I’m just another sad statistic: a teenager trapped by a pregnancy I don’t want and a future I didn’t ask for. Now I really am like all those other girls.
As if in a trance, I told Eddie.
“You’re what? What did you say?” He stared at me.
“You heard me.” I kept thinking about what it would mean, and how, when I grew fat, everyone would know what had happened—the terrible thing we had done together. I hated it, and I hated Eddie for doing it to me.
“When was your period
due?”
“I’m not really sure.” My soft voice was quieter than usual. We never used birth control, because I never planned to have sex. But when we did, Eddie always promised it was “the last time.”
Somehow I just believed it wouldn’t happen to me.
I heard Eddie say we would just have to get married. “Does your mom know?”
I shook my head. I knew it was going to be such a big disappointment to her, considering how she tried so hard to raise me to live by Bible principles.
“I don’t even think I can face her.” I stared out the window.
I couldn’t, so the next day I took the coward’s way out, writing a letter telling her I was pregnant. I told her how sorry I was and I wanted her to know it wasn’t her fault. It was mine.
After I left it on my bed and went to school, I could hardly concentrate the entire day. When the bus dropped us off again that afternoon, I walked as slow as possible, wanting to delay the inevitable. The minute I saw her, I wanted to cry. Mom mustered a smile, and even asked me how classes had gone. I gave some vague answer and then, after Carla left the room, she began talking. She didn’t raise her voice or yell, just kept speaking in that mild, flat tone of hers. I wondered how she could be so calm, when I was in agony over what I had done, and what was going to happen.
“You need to see an obstetrician, just to make sure. If you are, then since you and Eddie want to get married, you should do that right away. I’ll deal with your father,” she finished.
I nodded, unable to speak. We lived in the Bible Belt, that part of Appalachia filled with God-fearing church folk
. Where the Ten Commandments were still revered, and parents weren’t afraid to use the “rod” so they wouldn’t “spoil the child.” Due to her own deep religious beliefs, I suspected Mom felt she had somehow failed me—failed to teach me right from wrong. But she would never say so out loud. She didn’t need to, because the words hovered there unspoken, for a long time to come.
What happened next made me wish I had died that night in the snow. More than a few girls bore the fruit of a big belly, waddling down the hallway. Some of them had already gotten married, wearing a wedding band as well as a new last name. But when we were placed in the national spotlight, after our school was featured on an episode of
20/20
. I think everyone was stigmatized. According to that segment, West Preston High had the highest number of pregnant teens of any school in the country. Overnight we became the topic of conversation for everyone in our county, if not the nation.
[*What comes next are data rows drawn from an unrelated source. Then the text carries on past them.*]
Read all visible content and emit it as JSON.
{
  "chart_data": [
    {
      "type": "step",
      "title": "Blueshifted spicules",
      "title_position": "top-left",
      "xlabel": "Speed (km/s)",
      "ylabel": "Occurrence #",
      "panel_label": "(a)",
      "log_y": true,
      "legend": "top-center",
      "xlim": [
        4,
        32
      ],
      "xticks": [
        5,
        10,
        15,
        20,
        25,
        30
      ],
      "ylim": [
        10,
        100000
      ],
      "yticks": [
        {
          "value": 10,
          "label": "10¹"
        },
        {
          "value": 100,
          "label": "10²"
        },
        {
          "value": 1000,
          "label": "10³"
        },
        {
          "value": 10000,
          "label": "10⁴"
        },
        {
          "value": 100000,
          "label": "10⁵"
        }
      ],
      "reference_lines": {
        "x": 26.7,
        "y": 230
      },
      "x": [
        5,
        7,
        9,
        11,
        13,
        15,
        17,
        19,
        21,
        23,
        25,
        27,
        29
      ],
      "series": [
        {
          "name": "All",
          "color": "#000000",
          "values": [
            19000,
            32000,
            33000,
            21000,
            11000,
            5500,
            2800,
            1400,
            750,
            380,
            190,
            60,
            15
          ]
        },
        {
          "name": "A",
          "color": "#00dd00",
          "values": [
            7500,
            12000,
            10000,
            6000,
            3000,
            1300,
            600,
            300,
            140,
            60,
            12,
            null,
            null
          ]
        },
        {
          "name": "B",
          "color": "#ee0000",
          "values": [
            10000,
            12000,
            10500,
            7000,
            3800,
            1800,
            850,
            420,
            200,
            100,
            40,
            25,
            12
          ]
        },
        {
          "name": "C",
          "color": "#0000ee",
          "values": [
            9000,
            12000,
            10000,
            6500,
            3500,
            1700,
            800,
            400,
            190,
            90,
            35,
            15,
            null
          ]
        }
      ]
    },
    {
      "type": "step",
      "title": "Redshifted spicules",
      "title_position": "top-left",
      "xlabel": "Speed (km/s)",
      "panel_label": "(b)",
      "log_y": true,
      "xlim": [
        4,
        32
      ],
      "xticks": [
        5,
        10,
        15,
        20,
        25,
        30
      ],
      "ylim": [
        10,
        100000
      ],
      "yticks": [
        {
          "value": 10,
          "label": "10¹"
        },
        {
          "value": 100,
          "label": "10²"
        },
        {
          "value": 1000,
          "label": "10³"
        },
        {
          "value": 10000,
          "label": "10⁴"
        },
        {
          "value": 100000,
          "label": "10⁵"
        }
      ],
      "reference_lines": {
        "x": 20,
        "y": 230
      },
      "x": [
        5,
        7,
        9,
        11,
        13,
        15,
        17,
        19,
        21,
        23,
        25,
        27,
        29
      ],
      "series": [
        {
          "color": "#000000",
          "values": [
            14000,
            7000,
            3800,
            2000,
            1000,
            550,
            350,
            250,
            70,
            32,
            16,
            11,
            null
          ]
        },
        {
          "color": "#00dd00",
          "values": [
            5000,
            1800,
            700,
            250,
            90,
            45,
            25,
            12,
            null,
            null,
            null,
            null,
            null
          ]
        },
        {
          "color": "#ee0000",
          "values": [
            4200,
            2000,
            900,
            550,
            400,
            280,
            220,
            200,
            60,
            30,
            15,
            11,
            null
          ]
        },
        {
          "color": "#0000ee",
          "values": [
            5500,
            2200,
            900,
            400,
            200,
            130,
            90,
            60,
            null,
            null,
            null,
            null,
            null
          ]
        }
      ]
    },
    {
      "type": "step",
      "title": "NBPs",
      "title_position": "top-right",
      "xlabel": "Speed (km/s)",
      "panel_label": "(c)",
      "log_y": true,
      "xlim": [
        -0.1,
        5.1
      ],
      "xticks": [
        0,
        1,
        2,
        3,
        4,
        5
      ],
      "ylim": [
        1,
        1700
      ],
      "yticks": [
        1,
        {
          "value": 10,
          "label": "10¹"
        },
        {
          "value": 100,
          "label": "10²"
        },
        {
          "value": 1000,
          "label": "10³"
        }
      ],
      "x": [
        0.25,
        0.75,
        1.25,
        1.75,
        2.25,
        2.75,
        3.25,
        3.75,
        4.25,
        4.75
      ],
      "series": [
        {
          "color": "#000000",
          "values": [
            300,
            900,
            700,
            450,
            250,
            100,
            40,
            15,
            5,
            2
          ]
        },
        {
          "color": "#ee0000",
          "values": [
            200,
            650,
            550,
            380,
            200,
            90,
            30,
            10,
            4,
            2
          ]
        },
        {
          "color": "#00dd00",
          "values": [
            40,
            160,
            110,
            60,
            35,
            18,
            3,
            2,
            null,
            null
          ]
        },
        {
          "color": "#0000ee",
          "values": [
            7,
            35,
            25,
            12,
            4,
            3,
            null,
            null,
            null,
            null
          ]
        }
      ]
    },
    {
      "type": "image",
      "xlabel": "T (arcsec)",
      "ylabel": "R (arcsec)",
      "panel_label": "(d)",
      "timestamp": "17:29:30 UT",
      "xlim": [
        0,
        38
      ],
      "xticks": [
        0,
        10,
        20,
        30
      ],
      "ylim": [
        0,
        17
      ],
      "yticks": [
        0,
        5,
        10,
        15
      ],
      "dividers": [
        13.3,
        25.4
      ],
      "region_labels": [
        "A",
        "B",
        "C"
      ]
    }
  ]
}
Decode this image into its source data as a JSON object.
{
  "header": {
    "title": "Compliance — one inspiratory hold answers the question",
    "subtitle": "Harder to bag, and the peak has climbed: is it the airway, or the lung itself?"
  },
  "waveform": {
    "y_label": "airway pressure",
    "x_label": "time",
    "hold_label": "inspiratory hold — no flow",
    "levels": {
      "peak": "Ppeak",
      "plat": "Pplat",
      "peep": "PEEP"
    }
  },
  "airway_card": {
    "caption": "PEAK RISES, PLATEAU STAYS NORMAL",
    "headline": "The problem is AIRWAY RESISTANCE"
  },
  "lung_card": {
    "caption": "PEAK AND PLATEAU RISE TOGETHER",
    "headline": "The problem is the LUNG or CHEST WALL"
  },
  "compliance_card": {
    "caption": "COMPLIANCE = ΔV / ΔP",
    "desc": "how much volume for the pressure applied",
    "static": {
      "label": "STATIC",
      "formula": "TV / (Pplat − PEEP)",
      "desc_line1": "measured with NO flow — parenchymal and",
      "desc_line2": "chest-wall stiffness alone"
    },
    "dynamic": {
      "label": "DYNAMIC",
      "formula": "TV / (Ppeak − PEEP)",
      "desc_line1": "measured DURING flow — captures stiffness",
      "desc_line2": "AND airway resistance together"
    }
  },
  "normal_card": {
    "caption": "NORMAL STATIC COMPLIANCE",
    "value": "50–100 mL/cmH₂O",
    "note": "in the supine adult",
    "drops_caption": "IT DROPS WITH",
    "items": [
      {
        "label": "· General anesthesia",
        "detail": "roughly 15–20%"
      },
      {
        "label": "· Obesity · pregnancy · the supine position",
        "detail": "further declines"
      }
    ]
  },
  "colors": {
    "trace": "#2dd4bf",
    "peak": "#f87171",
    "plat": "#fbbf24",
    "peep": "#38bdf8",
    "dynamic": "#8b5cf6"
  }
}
Mrs. Niles shook her head when she heard the locker room buzzing. “It’s pretty sad when a school gets national attention, not for academics or even sports, but for this. We’ll be the laughingstock of the country,” she
told us, frowning.
In reality,
I wasn’t counted in that study but knew I should have been. If anyone else had known I was pregnant, I would have been responsible for the number climbing even higher. If anything, the news only made me feel more ashamed, like an outcast, and I guarded my secret even tighter, determined no one would know what I had done.
The next few weeks were a complete blur. Eddie broke the news to his parents and though they seemed to be disappointed, his mom was also excited at the idea of getting a grandchild from the deal. It was agreed his father, a minister, would perform the ceremony.
Mom and I went shopping and found a simply styled wedding gown with an empire waist and a short train. “I feel guilty about wearing white.” I grimaced while standing before the floor-length mirror. “White is for virgins.”
“I’m sure it’ll be all right this once,” Mom said absently, paying for the dress the only way she could—with the same credit card she had to use to buy us our new school clothes every year
so she could make payments over time.